Смекни!
smekni.com

Постмодерн (стр. 4 из 4)

У постистории есть явная надежда — сделать "конец времен" бесконечным, превратить кризис рациональности в нечто, длящееся вечно, в modus vivendi, в безупречно защищенный, самозамкнутый стиль, сделать из депрессии безразличие, из констатации — ироничный намек, из экзистенциального ужаса — аспирин. Отсутствующий центр, обнаружив себя, делает важнейшую историческую попытку. — Не желая более скрывать ту уловку, которая лежит в основе модерна, Neuzeit, пост-история пытается навсегда загипнотизировать реальность тем, что добровольно демонстрирует свою ничтожность, намекая на то, что потенциал имманентного ничто несопоставимо шире потенциала нечто.

Пустое место в центре. Не нашим, но и не вашим.

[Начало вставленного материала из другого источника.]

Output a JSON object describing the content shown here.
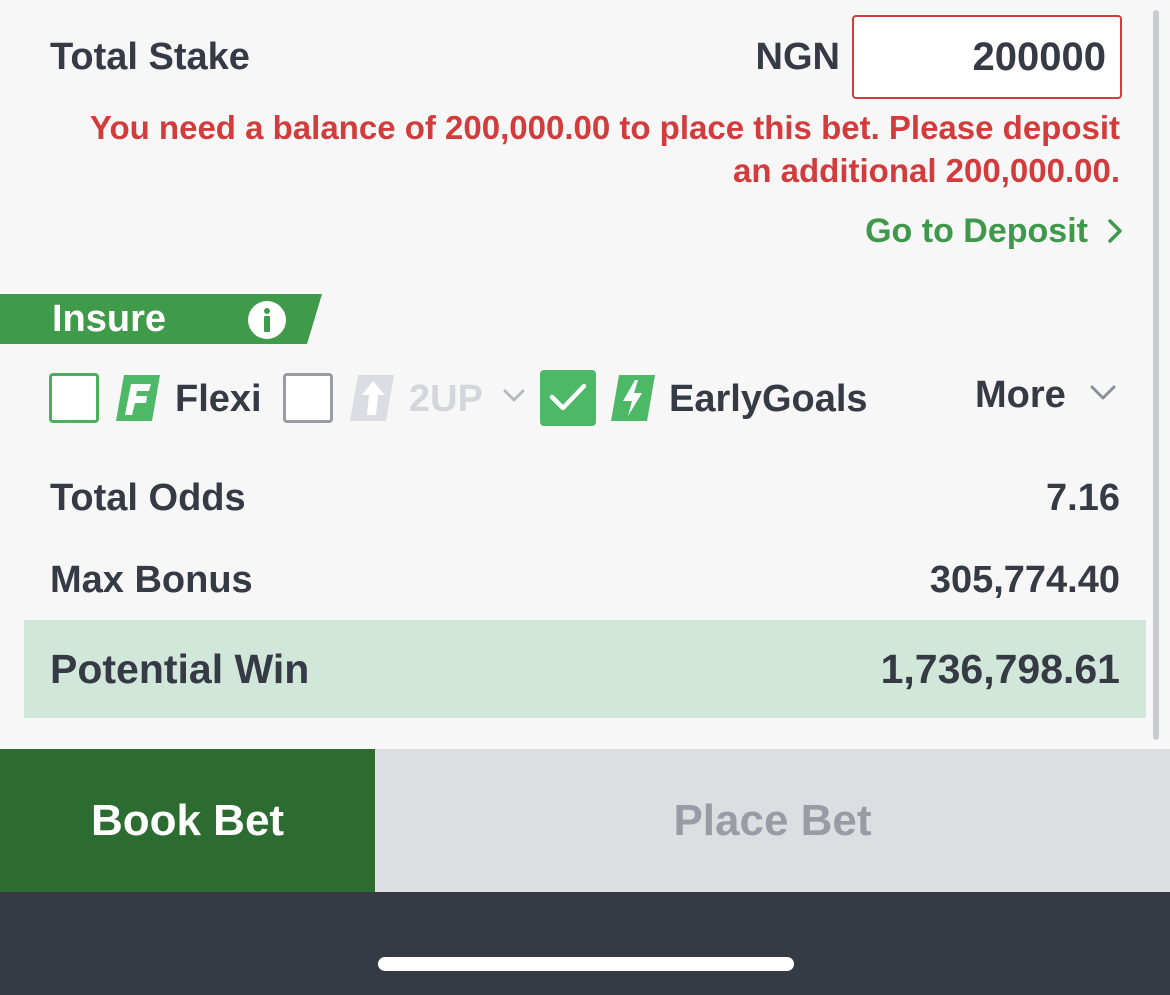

На глазах сбывается событие колоссальной значимости — активный постмодерн, постмодерн как альтернатива, как преодоление, как иное, нежели модерн, обнаруживает отсутствие исторического измерения, утрачивает онтологическую и гносеологическую содержательность, растворяется пассивным постмодерном (пост-историей, постиндустриальным обществом), трансформируется в призрак, становится фрагментом сложной скользящей цепи одного из случайных "трудных ансамблей". Вместо подлинного а-рационального хаоса наступает имитационный хаос, "ложный беспорядок", "фиктивная имитационная свобода".

Трудно, конечно, точно предугадывать будущее, но скорее всего, радикальный пессимизм Бодрийяра оправдан. Пост-история сумеет поглотит постмодерн в его альтернативной версии. И как по какой-то странной закономерности один за одним уходят на наших глазах из жизни люди, которые воплощали в себе возможность иного пути — Делез, Дебор, Гуатарри, Курехин...

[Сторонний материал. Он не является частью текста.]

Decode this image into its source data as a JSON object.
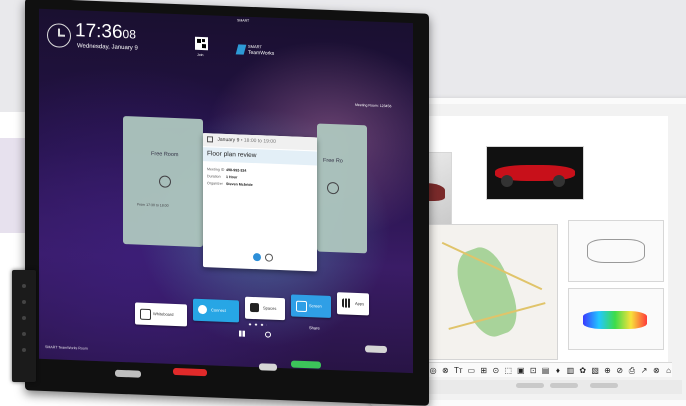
{
  "left_display": {
    "time": "17:36",
    "seconds": "08",
    "date": "Wednesday, January 9",
    "top_center": "SMART",
    "qr_label": "Join",
    "brand": "SMART",
    "brand_sub": "TeamWorks",
    "status_top_right": "Meeting Room: 123456",
    "room_left": "Free Room",
    "room_left_time": "From 17:30 to 18:00",
    "room_right": "Free Ro",
    "meeting": {
      "header": "January 9",
      "header_time": "• 18:00 to 19:00",
      "title": "Floor plan review",
      "rows": [
        {
          "label": "Meeting ID",
          "value": "498-992-324"
        },
        {
          "label": "Duration",
          "value": "1 Hour"
        },
        {
          "label": "Organizer",
          "value": "Steven Mcbride"
        }
      ]
    },
    "apps": [
      {
        "label": "Whiteboard",
        "color": "#ffffff"
      },
      {
        "label": "Connect",
        "color": "#27a6e5"
      },
      {
        "label": "Spaces",
        "color": "#ffffff"
      },
      {
        "label": "Screen Share",
        "color": "#2f9fe6"
      },
      {
        "label": "Apps",
        "color": "#ffffff"
      }
    ],
    "footer_logo": "SMART TeamWorks Room"
  },
  "right_display": {
    "tools": [
      "▢",
      "▦",
      "+",
      "✎",
      "◎",
      "⊗",
      "Tт",
      "▭",
      "⊞",
      "⊙",
      "⬚",
      "▣",
      "⊡",
      "▤",
      "♦",
      "▥",
      "✿",
      "▧",
      "⊕",
      "⊘",
      "⎙",
      "↗",
      "⊗",
      "⌂"
    ]
  },
  "colors": {
    "accent_red": "#e02a2a",
    "accent_green": "#3cc35a",
    "panel_blue": "#2d8fd8",
    "brand_blue": "#2d9ad6"
  }
}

Центр стал пустым только на том условии, что его не займет никто. Последняя уловка модерна — самому выступить в роли своего собственного врага.

Еще Дебор показал, что наиболее эффективное орудие Системы заключается не в жестком распределении ролей — друг-враг, но в мягкой интеграции, рекуперации, скруглении углов, всасывании антитезы. Постмодерн со всей изначально присущей ему двусмысленностью и соскальзыванием значений — идеальное орудие для достижения этой цели.

Чем гарантируется бесконечность постистории? Тем, что кончаться нечему, тем, что забегая вперед, прогностически утверждается как нечто сбывшееся , конец , нечто не сбывшееся; как нечто наступившее, нечто не наступившее, и тем самым, происходит ускальзание от того, что, по всей логике, должно было бы сбыться и наступить

7. Черная, черная ночь

Если рассмотреть ситуацию предельно честно, то мы должны констатировать большую правоту пессимиста Бодрийяра. Это значит, что в своем массированном проявлении, в крупном масштабе постмодерн все же является лишь дополнительным измерением пост-истории и стилем постиндустриального общества. Иными словами, в подавляющем большинстве случаев постмодерн есть "пассивный постмодерн". Активный постмодерн, совместный идеальный проект "новых правых" и "новых левых", представляет собой "призрак", тень, мерцающую на грани проявления, не способную воплотиться в субъекта истории. При этом дело не только во внутренней слабости и количественной незначительности нон-конформного полюса. Сама Система активно препятствует и предупреждает любые возможности оформления альтернативы в сплоченную целостность даже самого малого масштаба. Гигантские силы постистории затрачиваются на то, чтобы не допустить синтеза "новых левых" и "новых правых", даже при том, что вместе взятые они представляют ничтожный процент массовых обществ. Постиндустриальное общество, видимо, всерьез отнеслось к концепции Белла относительно жизненной опасности культуры для технократии. Поэтому технократия спешит полностью скупить и освоить культуру, а там, где это наталкивается на сопротивление, включается аппарат репрессий. Так было в случае с французской интеллектуальной газетой "Idiot International", жестоко разгромленной Системой в 1993 по абсурдному обвинению в "красно-коричневой" ориентации. Под этим уничижительным термином понимается нон-конформистский альянс активных постмодернистов из различных идеологических лагерей. И действительно, в редакционной коллегии газеты были "новые левые", коммунисты, национал-большевик Лимонов, гуру "новых правых" Ален де Бенуа и многие другие политически парадоксальные личности. Газета была закрыта, а ее руководители были вынуждены пройти через унизительный процесс публичного покаяния. Несмотря на видимость постиндустриальное капиталистическое общество остается жестко тоталитарным по сути.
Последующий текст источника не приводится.